Europas auflagenstärkste Tageszeitung, die BILD, platziert beispielsweise den INSA-Wahlcheck immer häufiger auf der Titelseite, weil die Ergebnisse offensichtlich die Leser mehr als vieles andere bewegen. Mittlerweile wird allein die Frage, welche Partei man wählen würde, bereits von drei Instituten jede Woche veröffentlicht: INSA, Kantar (Emnid) und Forsa. Das war noch vor zehn Jahren völlig unüblich und zeigt die wachsende Bedeutung von Befragungen der Bürger. Das haben längst auch andere gesellschaftliche Institutionen erkannt: von Medien über Wirtschaft, Kultur, Politik bis hin zu den Kirchen.
Schon immer wollten Menschen wissen, was andere über sie, andere und anderes denken. Das gilt auch für den viele Menschen prägenden religiösen Bereich.

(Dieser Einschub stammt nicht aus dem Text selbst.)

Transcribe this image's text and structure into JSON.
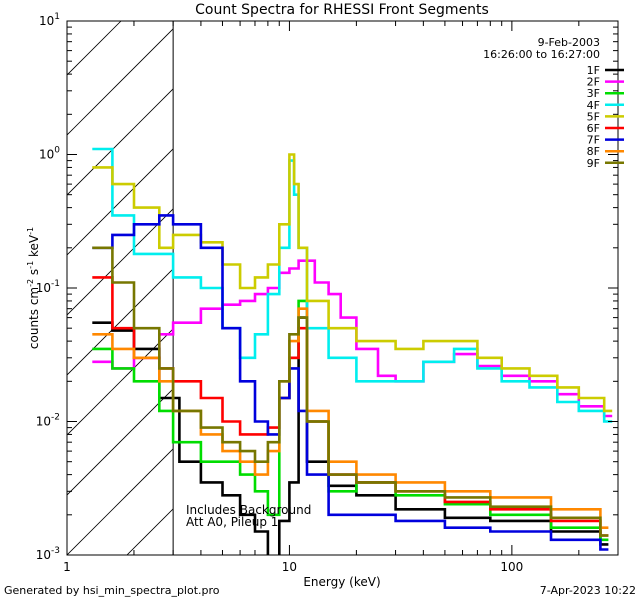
{
  "chart_data": {
    "type": "line",
    "title": "Count Spectra for RHESSI Front Segments",
    "xlabel": "Energy (keV)",
    "ylabel": "counts cm-2 s-1 keV-1",
    "x_scale": "log",
    "y_scale": "log",
    "xlim": [
      1,
      300
    ],
    "ylim": [
      0.001,
      10
    ],
    "x_ticks": [
      {
        "v": 1,
        "label": "1"
      },
      {
        "v": 10,
        "label": "10"
      },
      {
        "v": 100,
        "label": "100"
      }
    ],
    "y_ticks": [
      {
        "v": 10,
        "base": "10",
        "exp": "1"
      },
      {
        "v": 1,
        "base": "10",
        "exp": "0"
      },
      {
        "v": 0.1,
        "base": "10",
        "exp": "-1"
      },
      {
        "v": 0.01,
        "base": "10",
        "exp": "-2"
      },
      {
        "v": 0.001,
        "base": "10",
        "exp": "-3"
      }
    ],
    "hatched_region": [
      1,
      3
    ],
    "legend": {
      "placement": "top-right",
      "date": "9-Feb-2003",
      "time_range": "16:26:00 to 16:27:00"
    },
    "annotations": [
      "Includes Background",
      "Att A0, Pileup 1"
    ],
    "series": [
      {
        "name": "1F",
        "color": "#000000",
        "points": [
          [
            1.3,
            0.055
          ],
          [
            1.6,
            0.048
          ],
          [
            2.0,
            0.035
          ],
          [
            2.6,
            0.015
          ],
          [
            3.2,
            0.005
          ],
          [
            4.0,
            0.0035
          ],
          [
            5.0,
            0.0028
          ],
          [
            6.0,
            0.002
          ],
          [
            7.0,
            0.0015
          ],
          [
            8.0,
            0.0009
          ],
          [
            9.0,
            0.0018
          ],
          [
            10.0,
            0.0035
          ],
          [
            11.0,
            0.06
          ],
          [
            12.0,
            0.005
          ],
          [
            15.0,
            0.0033
          ],
          [
            20.0,
            0.0028
          ],
          [
            30.0,
            0.0022
          ],
          [
            50.0,
            0.0019
          ],
          [
            80.0,
            0.0018
          ],
          [
            150.0,
            0.0015
          ],
          [
            250.0,
            0.0012
          ]
        ]
      },
      {
        "name": "2F",
        "color": "#ff00ff",
        "points": [
          [
            1.3,
            0.028
          ],
          [
            1.6,
            0.025
          ],
          [
            2.0,
            0.03
          ],
          [
            2.6,
            0.045
          ],
          [
            3.0,
            0.055
          ],
          [
            4.0,
            0.07
          ],
          [
            5.0,
            0.075
          ],
          [
            6.0,
            0.08
          ],
          [
            7.0,
            0.09
          ],
          [
            8.0,
            0.1
          ],
          [
            9.0,
            0.13
          ],
          [
            10.0,
            0.14
          ],
          [
            11.0,
            0.16
          ],
          [
            13.0,
            0.11
          ],
          [
            15.0,
            0.09
          ],
          [
            17.0,
            0.06
          ],
          [
            20.0,
            0.035
          ],
          [
            25.0,
            0.022
          ],
          [
            30.0,
            0.02
          ],
          [
            40.0,
            0.028
          ],
          [
            55.0,
            0.032
          ],
          [
            70.0,
            0.026
          ],
          [
            90.0,
            0.022
          ],
          [
            120.0,
            0.02
          ],
          [
            160.0,
            0.016
          ],
          [
            200.0,
            0.013
          ],
          [
            260.0,
            0.011
          ]
        ]
      },
      {
        "name": "3F",
        "color": "#00dd00",
        "points": [
          [
            1.3,
            0.035
          ],
          [
            1.6,
            0.025
          ],
          [
            2.0,
            0.02
          ],
          [
            2.6,
            0.012
          ],
          [
            3.0,
            0.007
          ],
          [
            4.0,
            0.005
          ],
          [
            5.0,
            0.005
          ],
          [
            6.0,
            0.004
          ],
          [
            7.0,
            0.003
          ],
          [
            8.0,
            0.002
          ],
          [
            9.0,
            0.015
          ],
          [
            10.0,
            0.03
          ],
          [
            11.0,
            0.08
          ],
          [
            12.0,
            0.01
          ],
          [
            15.0,
            0.003
          ],
          [
            20.0,
            0.0035
          ],
          [
            30.0,
            0.0028
          ],
          [
            50.0,
            0.0024
          ],
          [
            80.0,
            0.002
          ],
          [
            150.0,
            0.0016
          ],
          [
            250.0,
            0.0013
          ]
        ]
      },
      {
        "name": "4F",
        "color": "#00eeee",
        "points": [
          [
            1.3,
            1.1
          ],
          [
            1.6,
            0.35
          ],
          [
            2.0,
            0.18
          ],
          [
            2.6,
            0.18
          ],
          [
            3.0,
            0.12
          ],
          [
            4.0,
            0.1
          ],
          [
            5.0,
            0.05
          ],
          [
            6.0,
            0.03
          ],
          [
            7.0,
            0.045
          ],
          [
            8.0,
            0.09
          ],
          [
            9.0,
            0.2
          ],
          [
            10.0,
            0.9
          ],
          [
            10.5,
            0.5
          ],
          [
            11.0,
            0.2
          ],
          [
            12.0,
            0.05
          ],
          [
            15.0,
            0.03
          ],
          [
            20.0,
            0.02
          ],
          [
            30.0,
            0.02
          ],
          [
            40.0,
            0.028
          ],
          [
            55.0,
            0.035
          ],
          [
            70.0,
            0.025
          ],
          [
            90.0,
            0.02
          ],
          [
            120.0,
            0.018
          ],
          [
            160.0,
            0.014
          ],
          [
            200.0,
            0.012
          ],
          [
            260.0,
            0.01
          ]
        ]
      },
      {
        "name": "5F",
        "color": "#cccc00",
        "points": [
          [
            1.3,
            0.8
          ],
          [
            1.6,
            0.6
          ],
          [
            2.0,
            0.4
          ],
          [
            2.6,
            0.2
          ],
          [
            3.0,
            0.25
          ],
          [
            4.0,
            0.22
          ],
          [
            5.0,
            0.15
          ],
          [
            6.0,
            0.1
          ],
          [
            7.0,
            0.12
          ],
          [
            8.0,
            0.15
          ],
          [
            9.0,
            0.3
          ],
          [
            10.0,
            1.0
          ],
          [
            10.5,
            0.6
          ],
          [
            11.0,
            0.2
          ],
          [
            12.0,
            0.08
          ],
          [
            15.0,
            0.05
          ],
          [
            20.0,
            0.04
          ],
          [
            30.0,
            0.035
          ],
          [
            40.0,
            0.04
          ],
          [
            55.0,
            0.04
          ],
          [
            70.0,
            0.03
          ],
          [
            90.0,
            0.025
          ],
          [
            120.0,
            0.022
          ],
          [
            160.0,
            0.018
          ],
          [
            200.0,
            0.015
          ],
          [
            260.0,
            0.012
          ]
        ]
      },
      {
        "name": "6F",
        "color": "#ff0000",
        "points": [
          [
            1.3,
            0.12
          ],
          [
            1.6,
            0.05
          ],
          [
            2.0,
            0.03
          ],
          [
            2.6,
            0.025
          ],
          [
            3.0,
            0.02
          ],
          [
            4.0,
            0.015
          ],
          [
            5.0,
            0.01
          ],
          [
            6.0,
            0.008
          ],
          [
            7.0,
            0.008
          ],
          [
            8.0,
            0.009
          ],
          [
            9.0,
            0.015
          ],
          [
            10.0,
            0.03
          ],
          [
            11.0,
            0.05
          ],
          [
            12.0,
            0.01
          ],
          [
            15.0,
            0.004
          ],
          [
            20.0,
            0.0035
          ],
          [
            30.0,
            0.003
          ],
          [
            50.0,
            0.0025
          ],
          [
            80.0,
            0.0022
          ],
          [
            150.0,
            0.0018
          ],
          [
            250.0,
            0.0014
          ]
        ]
      },
      {
        "name": "7F",
        "color": "#0000dd",
        "points": [
          [
            1.3,
            0.2
          ],
          [
            1.6,
            0.25
          ],
          [
            2.0,
            0.3
          ],
          [
            2.6,
            0.35
          ],
          [
            3.0,
            0.3
          ],
          [
            4.0,
            0.2
          ],
          [
            5.0,
            0.05
          ],
          [
            6.0,
            0.02
          ],
          [
            7.0,
            0.01
          ],
          [
            8.0,
            0.008
          ],
          [
            9.0,
            0.015
          ],
          [
            10.0,
            0.025
          ],
          [
            11.0,
            0.012
          ],
          [
            12.0,
            0.004
          ],
          [
            15.0,
            0.002
          ],
          [
            20.0,
            0.002
          ],
          [
            30.0,
            0.0018
          ],
          [
            50.0,
            0.0016
          ],
          [
            80.0,
            0.0015
          ],
          [
            150.0,
            0.0013
          ],
          [
            250.0,
            0.0011
          ]
        ]
      },
      {
        "name": "8F",
        "color": "#ff8800",
        "points": [
          [
            1.3,
            0.045
          ],
          [
            1.6,
            0.035
          ],
          [
            2.0,
            0.03
          ],
          [
            2.6,
            0.02
          ],
          [
            3.0,
            0.012
          ],
          [
            4.0,
            0.008
          ],
          [
            5.0,
            0.006
          ],
          [
            6.0,
            0.005
          ],
          [
            7.0,
            0.004
          ],
          [
            8.0,
            0.006
          ],
          [
            9.0,
            0.02
          ],
          [
            10.0,
            0.04
          ],
          [
            11.0,
            0.07
          ],
          [
            12.0,
            0.012
          ],
          [
            15.0,
            0.005
          ],
          [
            20.0,
            0.004
          ],
          [
            30.0,
            0.0035
          ],
          [
            50.0,
            0.003
          ],
          [
            80.0,
            0.0027
          ],
          [
            150.0,
            0.0022
          ],
          [
            250.0,
            0.0016
          ]
        ]
      },
      {
        "name": "9F",
        "color": "#777700",
        "points": [
          [
            1.3,
            0.2
          ],
          [
            1.6,
            0.11
          ],
          [
            2.0,
            0.05
          ],
          [
            2.6,
            0.025
          ],
          [
            3.0,
            0.012
          ],
          [
            4.0,
            0.009
          ],
          [
            5.0,
            0.007
          ],
          [
            6.0,
            0.006
          ],
          [
            7.0,
            0.005
          ],
          [
            8.0,
            0.007
          ],
          [
            9.0,
            0.02
          ],
          [
            10.0,
            0.045
          ],
          [
            11.0,
            0.06
          ],
          [
            12.0,
            0.01
          ],
          [
            15.0,
            0.004
          ],
          [
            20.0,
            0.0035
          ],
          [
            30.0,
            0.003
          ],
          [
            50.0,
            0.0027
          ],
          [
            80.0,
            0.0023
          ],
          [
            150.0,
            0.0019
          ],
          [
            250.0,
            0.0014
          ]
        ]
      }
    ]
  },
  "footer": {
    "generated_by": "Generated by hsi_min_spectra_plot.pro",
    "timestamp": "7-Apr-2023 10:22"
  }
}
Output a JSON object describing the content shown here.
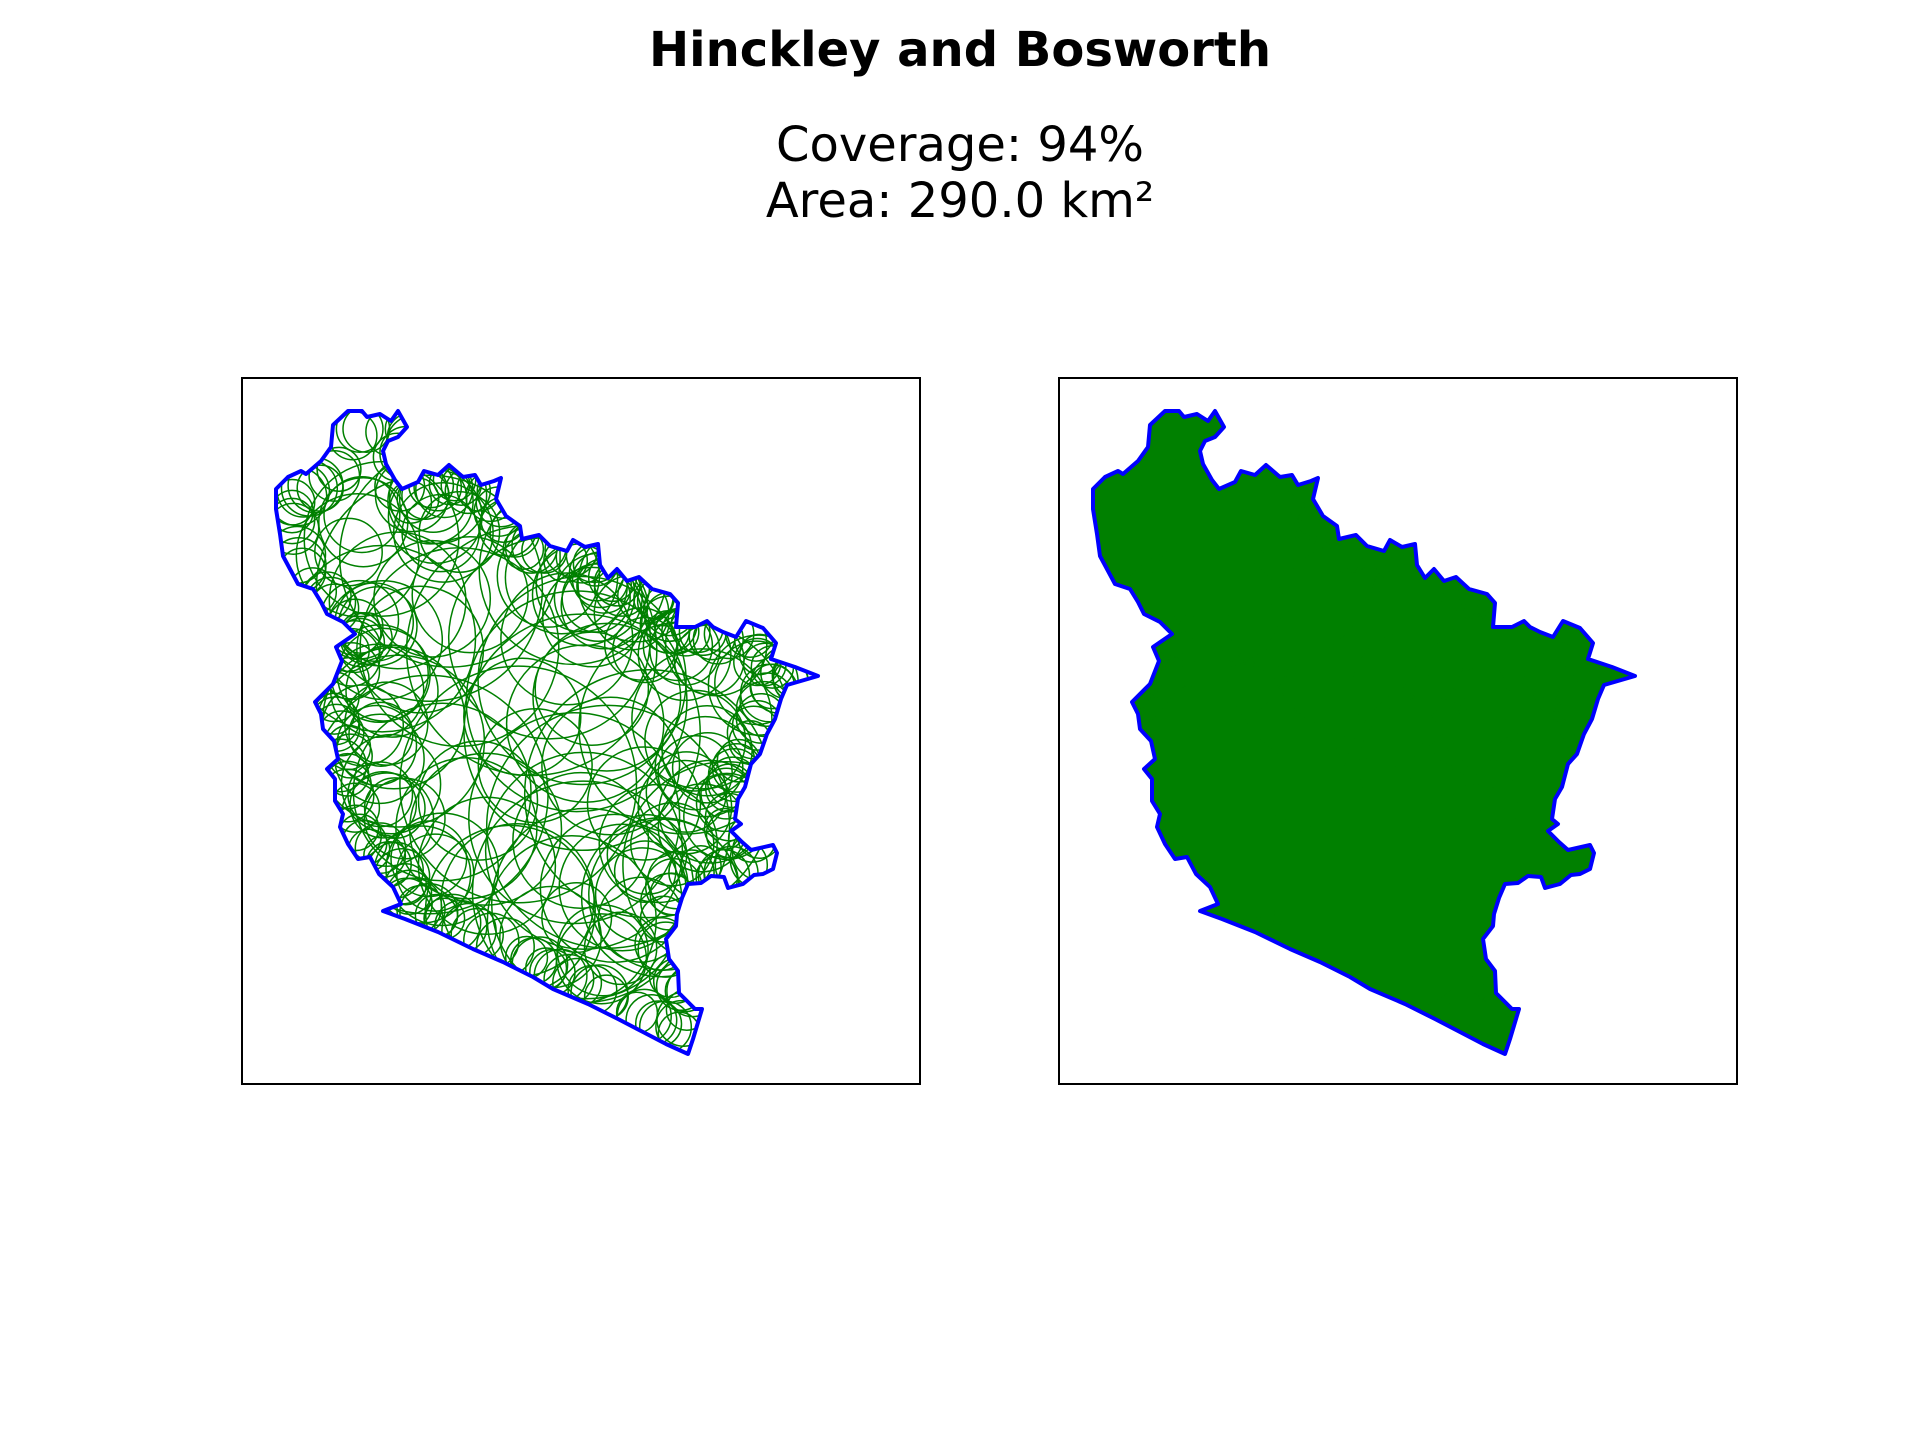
{
  "title": "Hinckley and Bosworth",
  "subtitle": {
    "coverage": "Coverage: 94%",
    "area": "Area: 290.0 km²"
  },
  "colors": {
    "boundary": "#0000ff",
    "coverage": "#008000",
    "frame": "#000000",
    "background": "#ffffff"
  },
  "panels": [
    {
      "name": "outline-panel",
      "style": "outlined circles"
    },
    {
      "name": "filled-panel",
      "style": "filled circles"
    }
  ]
}
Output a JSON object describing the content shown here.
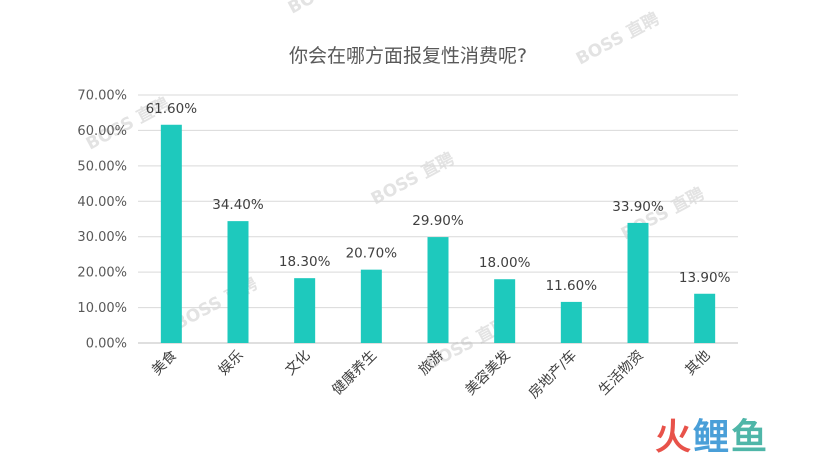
{
  "chart_data": {
    "type": "bar",
    "title": "你会在哪方面报复性消费呢?",
    "categories": [
      "美食",
      "娱乐",
      "文化",
      "健康养生",
      "旅游",
      "美容美发",
      "房地产/车",
      "生活物资",
      "其他"
    ],
    "values": [
      61.6,
      34.4,
      18.3,
      20.7,
      29.9,
      18.0,
      11.6,
      33.9,
      13.9
    ],
    "data_labels": [
      "61.60%",
      "34.40%",
      "18.30%",
      "20.70%",
      "29.90%",
      "18.00%",
      "11.60%",
      "33.90%",
      "13.90%"
    ],
    "ylim": [
      0,
      70
    ],
    "yticks": [
      "0.00%",
      "10.00%",
      "20.00%",
      "30.00%",
      "40.00%",
      "50.00%",
      "60.00%",
      "70.00%"
    ],
    "grid": true,
    "bar_color": "#1ec9bd",
    "xlabel": "",
    "ylabel": ""
  },
  "watermark": "BOSS 直聘",
  "logo": {
    "part1": "火",
    "part2": "鲤",
    "part3": "鱼"
  }
}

Mohammed fragte seine Anhänger: „Wer bin ich?“
In seinem Buch „Mohamed – Eine Abrechnung“ (2015 im Verlag Droemer erschienen) beschreibt der islamische deutsch-ägyptische Bestsellerautor Hamed Abdel-Samad, wie der Initiator dieser 1,8 Milliarden zählenden Weltreligion vorging, der von 570 bis 632 nach Christus im heutigen Saudi-Arabien lebte. In einer islamischen Schrift heißt es: „Der Prophet hörte, was die Leute über ihn erzählten. Er bestieg die Kanzel in der Moschee und fragte die Menge: ‚Wer bin ich?’ Die Gläubigen antworteten: ‚Du bist der Gesandte Allahs.’ Er erwiderte: ‚Ich bin Mohamed, Sohn von Adb Allah, Sohn von Abd al-Muttalib. Als Allah die Menschen schuf, machte er mich den besten unter ihnen. Er teilte die Menschen in zwei Gruppen auf und machte mich in der besten. Dann schuf er die Stämme und machte meinen Stamm den besten. Dann teilte er die Stämme in Clans auf und machte meinen Clan den besten. Deshalb bin ich der Beste unter euch, charakterlich und genealogisch.’“
Dazu kommentiert Buchautor Abdel-Samad: „Die Tatsache, dass Mohamed es nötig hatte, vor einer versammelten Menge zu fragen: ‚Wer bin ich?’ oder zu betonen ‚Ich bin der Beste unter euch’, zeigt, wie sehr ihn die Spekulationen über seine Abstammung und die langjährige Ablehnung gekränkt haben … Nachdem er auf der Kanzel alle Namen seiner Vorfahren aufgelistet hatte, sagte Mohamed: ‚Ich bin aus einer Ehe entstanden, nicht aus Unzucht.’“ Hier diente also die Meinungsumfrage dazu, die Stellung eines religiösen Führers zu festigen. Dabei ist anscheinend nur eine Antwort erlaubt gewesen, denn es sind keine Alternativen überliefert.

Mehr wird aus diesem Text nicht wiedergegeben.